For Europe, the airline will fly four flights to Luxembourg (LUX) instead of seven per week, as well as suspend its one weekly flight to Frankfurt (FRA), according to the reports.

Service to Asian destinations such as Singapore (SIN), Kuala Lumpur (KUL) and Penang (PEN) will also be affected but to a lesser extent.

Twelve CAL pilots have been confirmed to have COVID-19 since April 20 and another two have tested positive for the virus' antibodies, but the major toll has come from other pilots being quarantined as a precaution amid fears they may have also been exposed to the virus.

Those moves have sidelined about CAL 200 pilots, or one-sixth of the airline's 1,200 pilots, forcing possible cutbacks in cargo services.

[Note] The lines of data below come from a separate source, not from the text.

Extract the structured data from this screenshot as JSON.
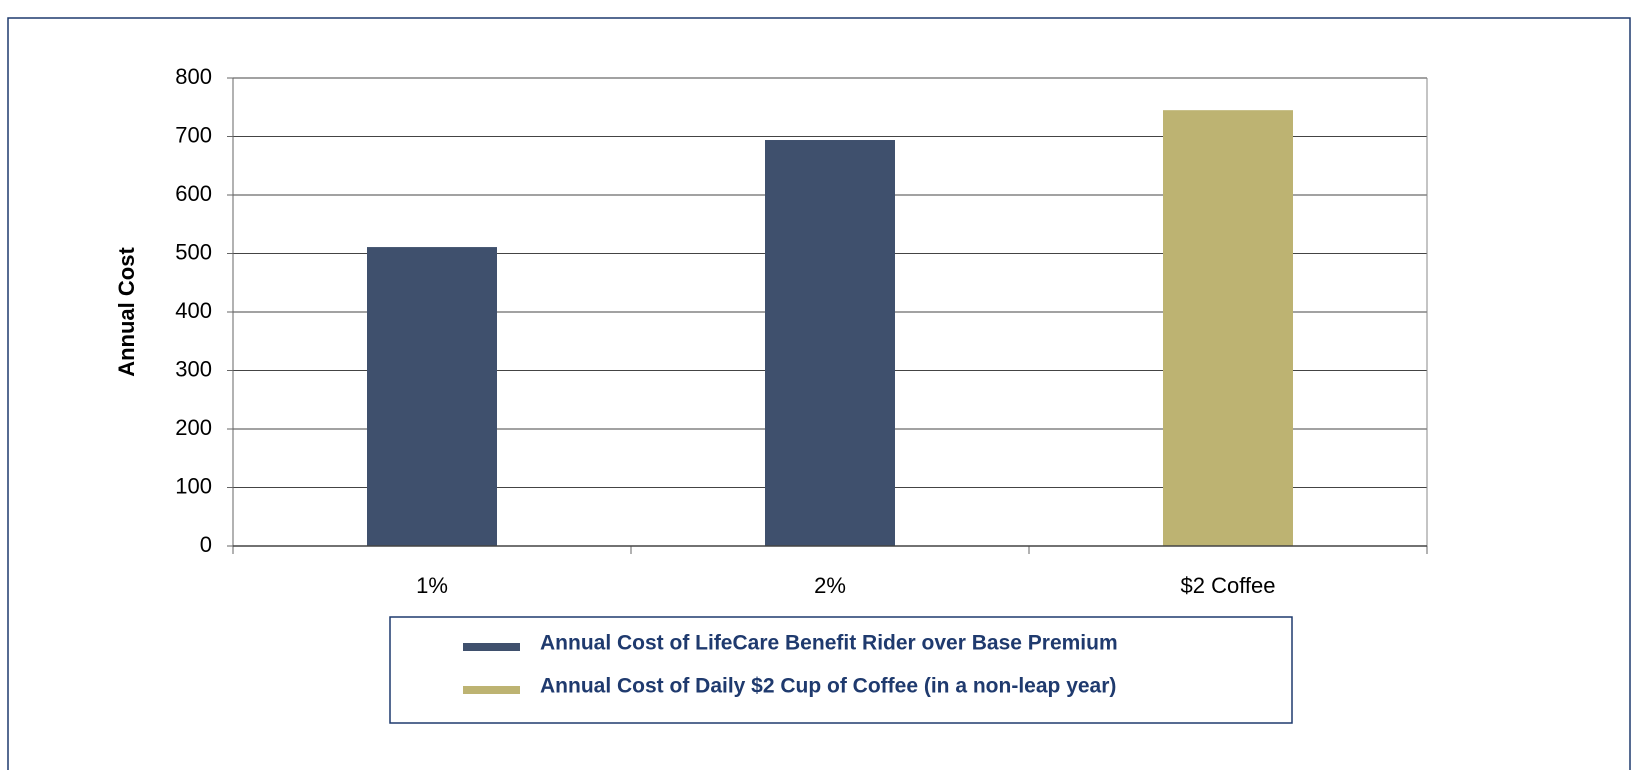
{
  "chart_data": {
    "type": "bar",
    "y_label": "Annual Cost",
    "categories": [
      "1%",
      "2%",
      "$2 Coffee"
    ],
    "series": [
      {
        "name": "Annual Cost of LifeCare Benefit Rider over Base Premium",
        "color": "#3f506d",
        "values": [
          511,
          694,
          null
        ]
      },
      {
        "name": "Annual Cost of Daily $2 Cup of Coffee (in a non-leap year)",
        "color": "#bdb372",
        "values": [
          null,
          null,
          745
        ]
      }
    ],
    "ylim": [
      0,
      800
    ],
    "yticks": [
      0,
      100,
      200,
      300,
      400,
      500,
      600,
      700,
      800
    ],
    "grid": true
  }
}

The airline previously announced on April 30 that it would cancel 24 international passenger flights by May 15, but keep its profitable cargo operations unchanged. Many of those were to be converted to cargo flights.

But as the number of sidelined pilots grew, the airline has been forced to pull back on some of its cargo routes.

CAL is one of the few global carriers that reported an after-tax profit last year (of NT$140 million or US$5.03 million) despite an economic slowdown last year amid the pandemic thanks to its cargo operations.

Its revenue on passenger flights was down 76.96 percent year-on-year, compared with 87.06 percent growth in the cargo sector.